Le président Felix-Antoine Tshisekedi Tshilombo, est devenu un Papa d’une grande famille, cette communauté Congolaise ,qui contient différentes sociétés humaines, politiques,  économiques, scientifiques, professionnelle et de la société civile. Le Nom commun anthropologique de toutes ces sociétés est « Congolais de la République Démocratique du Congo ». Son épouse légitime n’est plus sa femme Denise Nyakeru mais bien plutôt « La Nation Congolaise ». Il doit ainsi protéger et développer la grande famille Congolaise avec responsabilité et sans chercher à la charmer dans des temps saucissonnés sur son mandat constitutionnel.

Il faut envoyer le peuple au travail:

Certains  Congolais ont un péché mignon de croire que c’est le président de la république qui doit tout faire et eux n’ont que la critique, souvent négativo-négationniste , comme sifflets des arbitrages et marteaux des jugements.
Le chef de l’Etat devrait rendre le Congolais « Esclave  » du travail et des bons résultats ,et non se laisser juger sur les 100 jours qui n’ont pas une valeur juridique ni ethnique sur une gouvernance et une projection d’un programme quinquennal.

La Nation Congolaise comme la Familia, a son « Id est patrimonium » en des richissimes biens de son sol, son sous-sol, et son capital humain que le chef de L’Etat doit, valoriser,  redistribuer et faire surveiller la participation de chaque citoyen à son essor, par ses devoirs et droits. Ceux qui attendent seulement juger le programme des 100 jours ,sont parfois ceux qui ne se libèrent pas de leurs taxes et impôts, mais ont seulement la bouche pour juger. Il faut les éprouver en leur facilitant  toutes les commodités du travail ou de l’entreprenariat pour également les juger.

Remplacer les inachevés des 100 jours par la Solidarité Nationale:

La Nation Congolaise a droit à une bonne réputation et protection afin de résister aux contradictions internes et pièges de l’extérieur. Le règne du président Félix Tshisekedi qui a démarrer avec la répulsion de la coalition Lamuka, doit savoir prévenir un quelconque  soulèvement populaire qui est tant évoqué ces derniers jours.

Les Congolais doivent avoir en commun l’amour de la patrie et avoir le sens d’une personnalité collective incarnée au sommet de L’Etat. C’est aussi au président de la république de savoir se faire respecter et non croire que on peut diriger les Congolais sans bâton ni prison. La RDC n’est pas un pays scandinave. Hélas, c’est un État parfois caractérisé par une inconscience et une ignorance collectives des devoirs !

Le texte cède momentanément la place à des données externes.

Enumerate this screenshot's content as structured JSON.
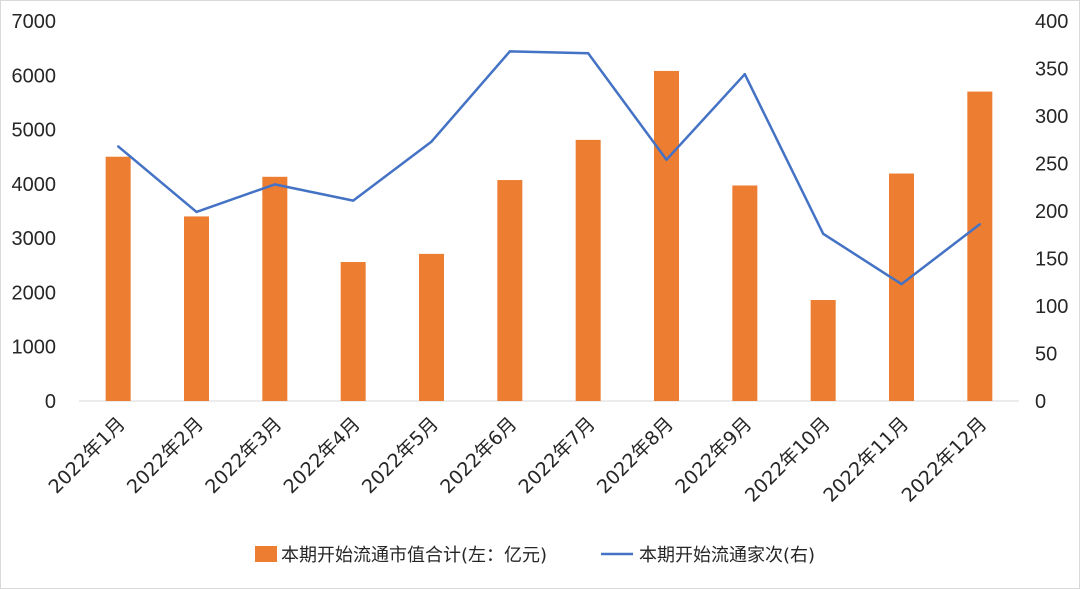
{
  "chart_data": {
    "type": "bar+line",
    "categories": [
      "2022年1月",
      "2022年2月",
      "2022年3月",
      "2022年4月",
      "2022年5月",
      "2022年6月",
      "2022年7月",
      "2022年8月",
      "2022年9月",
      "2022年10月",
      "2022年11月",
      "2022年12月"
    ],
    "series": [
      {
        "name": "本期开始流通市值合计(左：亿元)",
        "type": "bar",
        "axis": "left",
        "color": "#ED7D31",
        "values": [
          4500,
          3400,
          4130,
          2560,
          2710,
          4070,
          4810,
          6080,
          3970,
          1860,
          4190,
          5700
        ]
      },
      {
        "name": "本期开始流通家次(右)",
        "type": "line",
        "axis": "right",
        "color": "#4472C4",
        "values": [
          268,
          199,
          228,
          211,
          273,
          368,
          366,
          254,
          344,
          176,
          123,
          186
        ]
      }
    ],
    "y_left": {
      "min": 0,
      "max": 7000,
      "step": 1000,
      "ticks": [
        "0",
        "1000",
        "2000",
        "3000",
        "4000",
        "5000",
        "6000",
        "7000"
      ]
    },
    "y_right": {
      "min": 0,
      "max": 400,
      "step": 50,
      "ticks": [
        "0",
        "50",
        "100",
        "150",
        "200",
        "250",
        "300",
        "350",
        "400"
      ]
    },
    "grid": false,
    "legend": "bottom"
  }
}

Les immixtions extérieures arbitraires, la perte de la valorisation des valeurs traditionnelles de l’unité nationale, la multiplicité des concurrences socio-économiques, les rivalités politiques, le partage inégal des richesses communes, la perte du prestige familial, l’égoïsme en outrance, l’exploitation des classes inférieures. ..font que la Solidarité Nationale n’existe plus.

Comme il est difficile que le programme des 100 jours du président Felix-Antoine Tshisekedi Tshilombo se termine dans toute la RDC avec succès, dans le temps, au jour J, à l’heure H et à la minute M ; il faut déjà mettre en place une politique prospective, fondée sur un mariage sincère entre la personne du Chef de l’Etat , la Nation et toutes les sociétés de la communauté Congolaise, afin d’éviter des contrariétés très superflues.